In that time, we’ve written close to 1,000 entries. And, unfortunately for Eduflack readers, my posts are far longer than your average bear blog posts. I’ll admit, I can be a little verbose, but I continue to try to provide content that is relevant to readers. I’ve learned over the years that I really do have readers. Sure, the blog statistics show me who is visiting and how that is increasing, but I am particularly surprised when I hear from real people that they read this site. I know how much content is out there on the Web, so I take it very seriously when people say they read this stuff. It puts the pressure on to continue to write, to continue to be relevant, and to continue to be of some sort of value. You’ve definitely raised the stakes for me, and push me to do better.
That’s one of the reasons why we added the @Eduflack Twitter feed. During a good week, I can turn out four or five essays on the education news of the day. But there is much, much more that I wish I could write about. So each day, I offer up 10-15 Tweets relaying those articles and studies that are catching my eye. And the good think about the @Eduflack Twitter feed is it is relatively opinion free. Just lots and lots of links to the issues and topics of importance to me and, hopefully, Eduflack readers.
As I reflect on the last three years, I have to both start and end with huge thanks to those readers and supporters out there. Everyone who reads it. Everyone who cites Eduflack or links back to it. Those who comment on posts. Those who send me story ideas or take issue with the story ideas I select. This blog has value because of the ongoing input I receive. Without such input I really am truly just writing for myself, and that does no one any good at this point.
But there are also a few important notes I would like to point out, based on some recent feedback, items that I believe are worth highlighting:
* Eduflack is not a journalist, and I sure hope I don’t try to portray myself as one. I have a great deal of respect for journalists and for the ethics that govern their profession. Real journalists are out there gathering the full story, interviewing parties on both side, and providing a balanced approach to a topic. That isn’t my job. At best, I am a commentator. If you are looking for the news, there a number of sites I can and have directed people to for the best in education information. I will link to many of those stories in my posts. But Eduflack is not a journalist, despite the number of media releases that end up in my inbox each day. I write opinion. The point of this blog is to provide my critique and my analysis of the education issues of the day.

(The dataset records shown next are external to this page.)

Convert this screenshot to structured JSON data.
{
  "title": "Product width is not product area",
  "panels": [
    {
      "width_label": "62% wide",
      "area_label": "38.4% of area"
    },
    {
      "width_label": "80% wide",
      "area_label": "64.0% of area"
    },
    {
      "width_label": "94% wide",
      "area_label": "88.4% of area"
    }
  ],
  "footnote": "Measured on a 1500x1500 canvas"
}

* That also means that I have a day job. For the past dozen years, ever since I left Capitol Hill, I have spent most of my time as a consultant, working with a great number of organizations and individuals. As a general rule, I have always tried NOT to write about my clients. When I have, I have disclosed those relationships. But obviously, what I write about is what I am focused on during the day. The focus on RF came out of all the years I spent shepherding the National Reading Panel. A recent focus on high school graduation rates and the achievement gap sprung from my work with the National Governors Association and its Honor States initiative. So while I have always tried to disclose when I have a direct business interest in a post, it is safe to say I have an intellectual interest in everything I write.

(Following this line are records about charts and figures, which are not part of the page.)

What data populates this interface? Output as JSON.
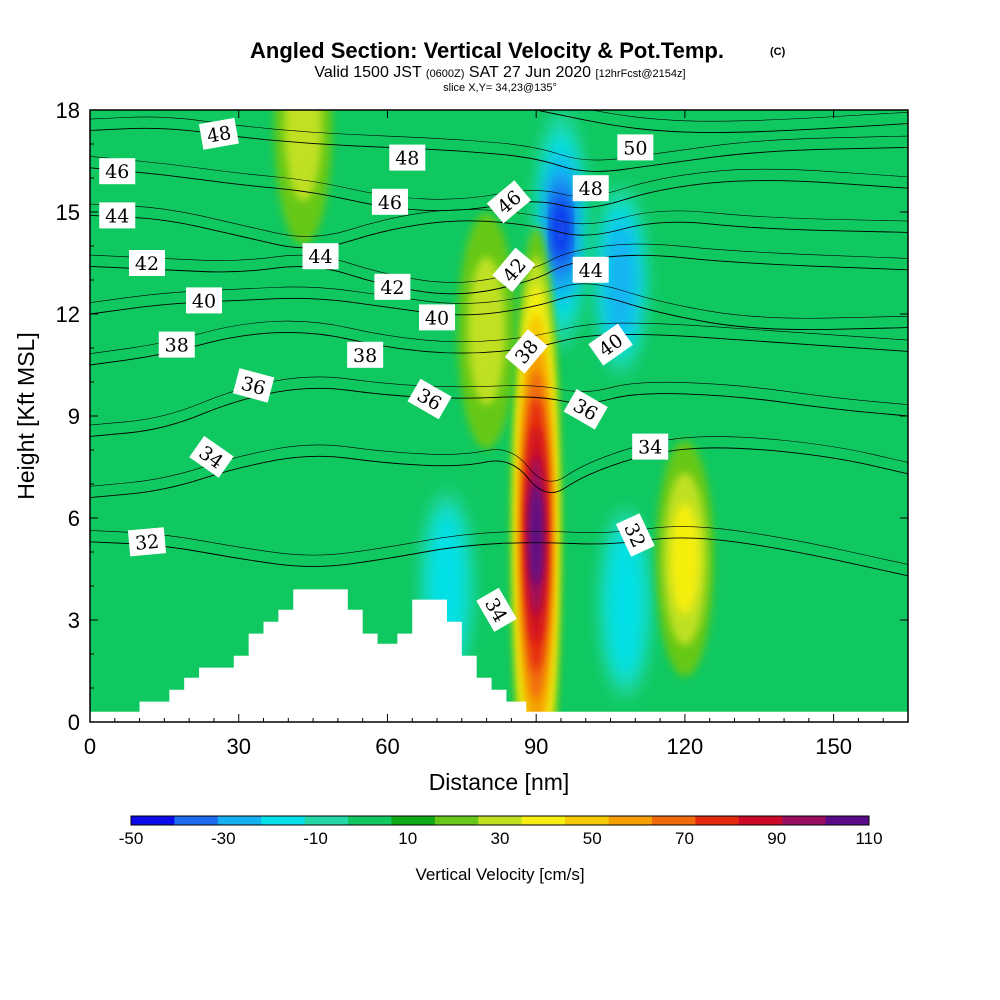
{
  "title": {
    "main": "Angled Section: Vertical Velocity & Pot.Temp.",
    "copyright": "(C)",
    "valid_prefix": "Valid 1500 JST",
    "zulu": "(0600Z)",
    "valid_date": "SAT 27 Jun 2020",
    "forecast": "[12hrFcst@2154z]",
    "slice": "slice X,Y= 34,23@135°"
  },
  "chart_data": {
    "type": "heatmap",
    "xlabel": "Distance [nm]",
    "ylabel": "Height [Kft MSL]",
    "xlim": [
      0,
      165
    ],
    "ylim": [
      0,
      18
    ],
    "xticks": [
      0,
      30,
      60,
      90,
      120,
      150
    ],
    "yticks": [
      0,
      3,
      6,
      9,
      12,
      15,
      18
    ],
    "colorbar": {
      "title": "Vertical Velocity [cm/s]",
      "levels": [
        -50,
        -40,
        -30,
        -20,
        -10,
        0,
        10,
        20,
        30,
        40,
        50,
        60,
        70,
        80,
        90,
        100,
        110
      ],
      "colors": [
        "#0a0aea",
        "#1c6cf0",
        "#15b0f2",
        "#00e0e8",
        "#22d8a8",
        "#10c860",
        "#0faa16",
        "#66c818",
        "#c0e020",
        "#f5ee10",
        "#f5c800",
        "#f5a000",
        "#f06a0a",
        "#e52a10",
        "#cc0a28",
        "#990c60",
        "#5a0c88"
      ],
      "tick_labels": [
        "-50",
        "-30",
        "-10",
        "10",
        "30",
        "50",
        "70",
        "90",
        "110"
      ]
    },
    "terrain_profile": [
      [
        0,
        0.3
      ],
      [
        10,
        0.3
      ],
      [
        10,
        0.6
      ],
      [
        16,
        0.6
      ],
      [
        16,
        0.95
      ],
      [
        19,
        0.95
      ],
      [
        19,
        1.3
      ],
      [
        22,
        1.3
      ],
      [
        22,
        1.6
      ],
      [
        29,
        1.6
      ],
      [
        29,
        1.95
      ],
      [
        32,
        1.95
      ],
      [
        32,
        2.6
      ],
      [
        35,
        2.6
      ],
      [
        35,
        2.95
      ],
      [
        38,
        2.95
      ],
      [
        38,
        3.3
      ],
      [
        41,
        3.3
      ],
      [
        41,
        3.9
      ],
      [
        52,
        3.9
      ],
      [
        52,
        3.3
      ],
      [
        55,
        3.3
      ],
      [
        55,
        2.6
      ],
      [
        58,
        2.6
      ],
      [
        58,
        2.3
      ],
      [
        62,
        2.3
      ],
      [
        62,
        2.6
      ],
      [
        65,
        2.6
      ],
      [
        65,
        3.6
      ],
      [
        72,
        3.6
      ],
      [
        72,
        2.95
      ],
      [
        75,
        2.95
      ],
      [
        75,
        1.95
      ],
      [
        78,
        1.95
      ],
      [
        78,
        1.3
      ],
      [
        81,
        1.3
      ],
      [
        81,
        0.95
      ],
      [
        84,
        0.95
      ],
      [
        84,
        0.6
      ],
      [
        88,
        0.6
      ],
      [
        88,
        0.3
      ],
      [
        165,
        0.3
      ]
    ],
    "updraft_cores": [
      {
        "x": 90,
        "y": 5.5,
        "value": 105
      },
      {
        "x": 120,
        "y": 4.8,
        "value": 35
      },
      {
        "x": 43,
        "y": 17.5,
        "value": 25
      },
      {
        "x": 80,
        "y": 11.5,
        "value": 20
      }
    ],
    "downdraft_cores": [
      {
        "x": 95,
        "y": 14.5,
        "value": -50
      },
      {
        "x": 107,
        "y": 13,
        "value": -30
      },
      {
        "x": 72,
        "y": 4,
        "value": -20
      },
      {
        "x": 108,
        "y": 3.5,
        "value": -25
      }
    ],
    "isentropes": [
      {
        "label": "32",
        "points": [
          [
            0,
            5.3
          ],
          [
            15,
            5.2
          ],
          [
            30,
            4.8
          ],
          [
            45,
            4.5
          ],
          [
            60,
            4.8
          ],
          [
            75,
            5.2
          ],
          [
            90,
            5.3
          ],
          [
            105,
            5.2
          ],
          [
            120,
            5.5
          ],
          [
            140,
            5.1
          ],
          [
            165,
            4.3
          ]
        ]
      },
      {
        "label": "34",
        "points": [
          [
            0,
            6.6
          ],
          [
            15,
            6.8
          ],
          [
            30,
            7.5
          ],
          [
            45,
            7.9
          ],
          [
            60,
            7.6
          ],
          [
            75,
            7.5
          ],
          [
            85,
            7.8
          ],
          [
            92,
            6.5
          ],
          [
            100,
            7.3
          ],
          [
            115,
            8.0
          ],
          [
            130,
            8.1
          ],
          [
            150,
            7.8
          ],
          [
            165,
            7.3
          ]
        ]
      },
      {
        "label": "36",
        "points": [
          [
            0,
            8.4
          ],
          [
            15,
            8.6
          ],
          [
            30,
            9.5
          ],
          [
            45,
            9.9
          ],
          [
            60,
            9.6
          ],
          [
            75,
            9.5
          ],
          [
            90,
            9.6
          ],
          [
            100,
            9.3
          ],
          [
            110,
            9.7
          ],
          [
            130,
            9.6
          ],
          [
            150,
            9.2
          ],
          [
            165,
            9.0
          ]
        ]
      },
      {
        "label": "38",
        "points": [
          [
            0,
            10.5
          ],
          [
            15,
            10.8
          ],
          [
            30,
            11.4
          ],
          [
            45,
            11.5
          ],
          [
            60,
            11.0
          ],
          [
            75,
            10.8
          ],
          [
            90,
            11.0
          ],
          [
            100,
            11.4
          ],
          [
            115,
            11.4
          ],
          [
            135,
            11.2
          ],
          [
            165,
            10.9
          ]
        ]
      },
      {
        "label": "40",
        "points": [
          [
            0,
            12.0
          ],
          [
            15,
            12.3
          ],
          [
            30,
            12.4
          ],
          [
            45,
            12.5
          ],
          [
            60,
            12.2
          ],
          [
            75,
            11.9
          ],
          [
            90,
            12.2
          ],
          [
            100,
            12.7
          ],
          [
            115,
            12.0
          ],
          [
            135,
            11.5
          ],
          [
            165,
            11.6
          ]
        ]
      },
      {
        "label": "42",
        "points": [
          [
            0,
            13.4
          ],
          [
            15,
            13.3
          ],
          [
            30,
            13.2
          ],
          [
            45,
            13.5
          ],
          [
            60,
            12.8
          ],
          [
            75,
            12.5
          ],
          [
            90,
            13.0
          ],
          [
            96,
            13.5
          ],
          [
            110,
            13.8
          ],
          [
            130,
            13.5
          ],
          [
            165,
            13.3
          ]
        ]
      },
      {
        "label": "44",
        "points": [
          [
            0,
            14.9
          ],
          [
            15,
            14.8
          ],
          [
            30,
            14.3
          ],
          [
            45,
            13.8
          ],
          [
            60,
            14.5
          ],
          [
            75,
            14.8
          ],
          [
            90,
            14.6
          ],
          [
            100,
            14.2
          ],
          [
            115,
            14.8
          ],
          [
            135,
            14.5
          ],
          [
            165,
            14.4
          ]
        ]
      },
      {
        "label": "46",
        "points": [
          [
            0,
            16.3
          ],
          [
            15,
            16.1
          ],
          [
            30,
            15.8
          ],
          [
            45,
            15.6
          ],
          [
            60,
            15.1
          ],
          [
            75,
            15.0
          ],
          [
            90,
            15.4
          ],
          [
            100,
            15.0
          ],
          [
            115,
            15.7
          ],
          [
            135,
            16.0
          ],
          [
            165,
            15.7
          ]
        ]
      },
      {
        "label": "48",
        "points": [
          [
            0,
            17.4
          ],
          [
            15,
            17.5
          ],
          [
            30,
            17.2
          ],
          [
            45,
            17.0
          ],
          [
            60,
            16.9
          ],
          [
            75,
            16.8
          ],
          [
            90,
            16.6
          ],
          [
            100,
            16.1
          ],
          [
            115,
            16.4
          ],
          [
            135,
            16.8
          ],
          [
            165,
            16.9
          ]
        ]
      },
      {
        "label": "50",
        "points": [
          [
            90,
            18.0
          ],
          [
            110,
            17.4
          ],
          [
            130,
            17.3
          ],
          [
            165,
            17.6
          ]
        ]
      }
    ],
    "contour_labels": [
      {
        "text": "46",
        "x": 5.5,
        "y": 16.2,
        "angle": 0
      },
      {
        "text": "48",
        "x": 26,
        "y": 17.3,
        "angle": 10
      },
      {
        "text": "48",
        "x": 64,
        "y": 16.6,
        "angle": 0
      },
      {
        "text": "50",
        "x": 110,
        "y": 16.9,
        "angle": 0
      },
      {
        "text": "44",
        "x": 5.5,
        "y": 14.9,
        "angle": 0
      },
      {
        "text": "46",
        "x": 60.5,
        "y": 15.3,
        "angle": 0
      },
      {
        "text": "46",
        "x": 84.5,
        "y": 15.3,
        "angle": 40
      },
      {
        "text": "48",
        "x": 101,
        "y": 15.7,
        "angle": 0
      },
      {
        "text": "42",
        "x": 11.5,
        "y": 13.5,
        "angle": 0
      },
      {
        "text": "44",
        "x": 46.5,
        "y": 13.7,
        "angle": 0
      },
      {
        "text": "42",
        "x": 61,
        "y": 12.8,
        "angle": 0
      },
      {
        "text": "42",
        "x": 85.5,
        "y": 13.3,
        "angle": 50
      },
      {
        "text": "44",
        "x": 101,
        "y": 13.3,
        "angle": 0
      },
      {
        "text": "40",
        "x": 23,
        "y": 12.4,
        "angle": 0
      },
      {
        "text": "40",
        "x": 70,
        "y": 11.9,
        "angle": 0
      },
      {
        "text": "38",
        "x": 17.5,
        "y": 11.1,
        "angle": 0
      },
      {
        "text": "38",
        "x": 55.5,
        "y": 10.8,
        "angle": 0
      },
      {
        "text": "38",
        "x": 88,
        "y": 10.9,
        "angle": 50
      },
      {
        "text": "40",
        "x": 105,
        "y": 11.1,
        "angle": 35
      },
      {
        "text": "36",
        "x": 33,
        "y": 9.9,
        "angle": -15
      },
      {
        "text": "36",
        "x": 68.5,
        "y": 9.5,
        "angle": -30
      },
      {
        "text": "36",
        "x": 100,
        "y": 9.2,
        "angle": -30
      },
      {
        "text": "34",
        "x": 24.5,
        "y": 7.8,
        "angle": -35
      },
      {
        "text": "34",
        "x": 113,
        "y": 8.1,
        "angle": 0
      },
      {
        "text": "32",
        "x": 11.5,
        "y": 5.3,
        "angle": 5
      },
      {
        "text": "32",
        "x": 110,
        "y": 5.5,
        "angle": -65
      },
      {
        "text": "34",
        "x": 82,
        "y": 3.3,
        "angle": -60
      }
    ]
  }
}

* I am an amateur when it comes to research. Over the past 10-plus years, I have been fortunate to work with a great number of education researchers, particularly those who fall into the non-squishy variety. I have learned a great deal from them, and, from time to time, feel these wise individuals have provided me an informal graduate education in such research issues. But whether it be my analysis or virtually anyone else’s analysis of the data, it is always best to trust, but verify.

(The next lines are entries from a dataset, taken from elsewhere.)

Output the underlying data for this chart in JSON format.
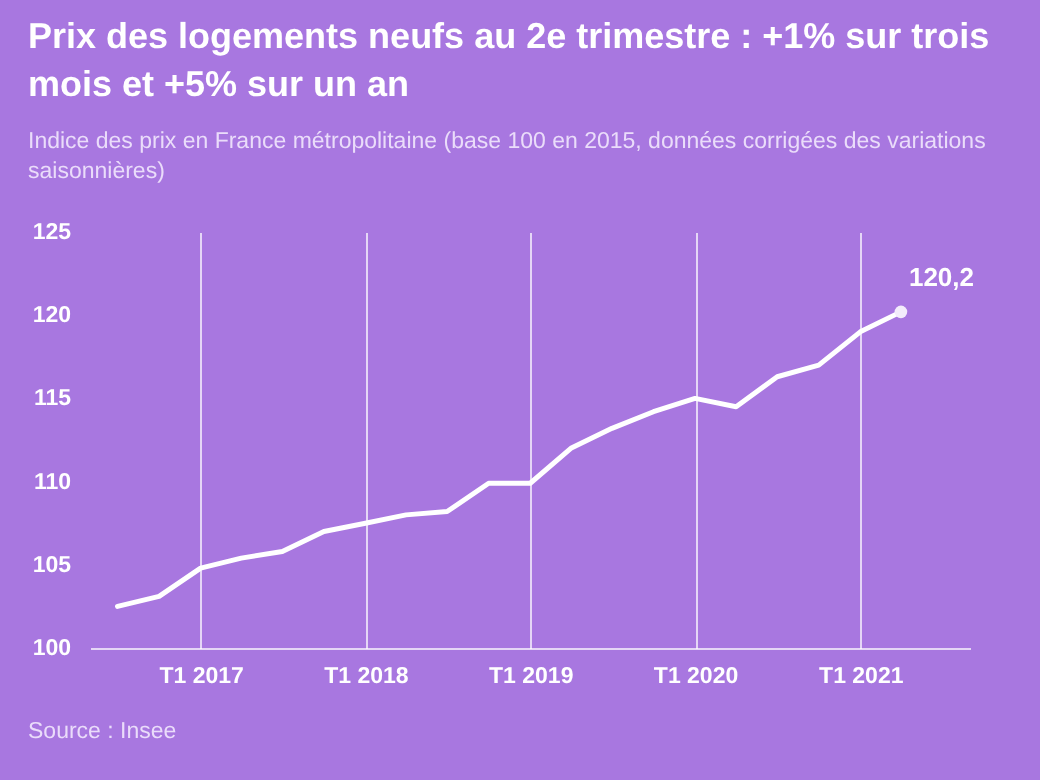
{
  "chart_data": {
    "type": "line",
    "title": "Prix des logements neufs au 2e trimestre : +1% sur trois mois et +5% sur un an",
    "subtitle": "Indice des prix en France métropolitaine (base 100 en 2015, données corrigées des variations saisonnières)",
    "x": [
      "2016-07",
      "2016-10",
      "2017-01",
      "2017-04",
      "2017-07",
      "2017-10",
      "2018-01",
      "2018-04",
      "2018-07",
      "2018-10",
      "2019-01",
      "2019-04",
      "2019-07",
      "2019-10",
      "2020-01",
      "2020-04",
      "2020-07",
      "2020-10",
      "2021-01",
      "2021-04"
    ],
    "series": [
      {
        "color": "#ffffff",
        "values": [
          102.5,
          103.1,
          104.8,
          105.4,
          105.8,
          107.0,
          107.5,
          108.0,
          108.2,
          109.9,
          109.9,
          112.0,
          113.2,
          114.2,
          115.0,
          114.5,
          116.3,
          117.0,
          119.0,
          120.2
        ]
      }
    ],
    "xlim": [
      "2016-05",
      "2021-09"
    ],
    "xticks": [
      {
        "value": "2017-01",
        "label": "T1 2017"
      },
      {
        "value": "2018-01",
        "label": "T1 2018"
      },
      {
        "value": "2019-01",
        "label": "T1 2019"
      },
      {
        "value": "2020-01",
        "label": "T1 2020"
      },
      {
        "value": "2021-01",
        "label": "T1 2021"
      }
    ],
    "ylim": [
      100,
      125
    ],
    "yticks": [
      100,
      105,
      110,
      115,
      120,
      125
    ],
    "grid": "x",
    "line_style": "solid",
    "annotations": [
      {
        "text": "120,2",
        "x": "2021-04",
        "y": 120.2
      },
      "Source : Insee"
    ]
  }
}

* I don’t shy away from criticism. I’m always surprised when folks want to engage in a lengthy debate on a topic with me, but take such debates and critiques offline and private. I enjoy the public debate. And I am more than willing to open up these pages to others who may want to take issue with a particular post or may have a different perspective. If you want to take dear ole Eduflack on, just drop me a line and we can make it happen.
I look forward to another interesting and thought provoking Eduflack year. We have RttT, common core standards, and i3 coming down the pike. ESEA reauthorization is waiting. And, perhaps more importantly, we are starting to move into a closer look at how these new federal actions are affecting our states and localities (particularly on the implementation side). Lots to write about, lots to commentate on, lots to stir up the pot with.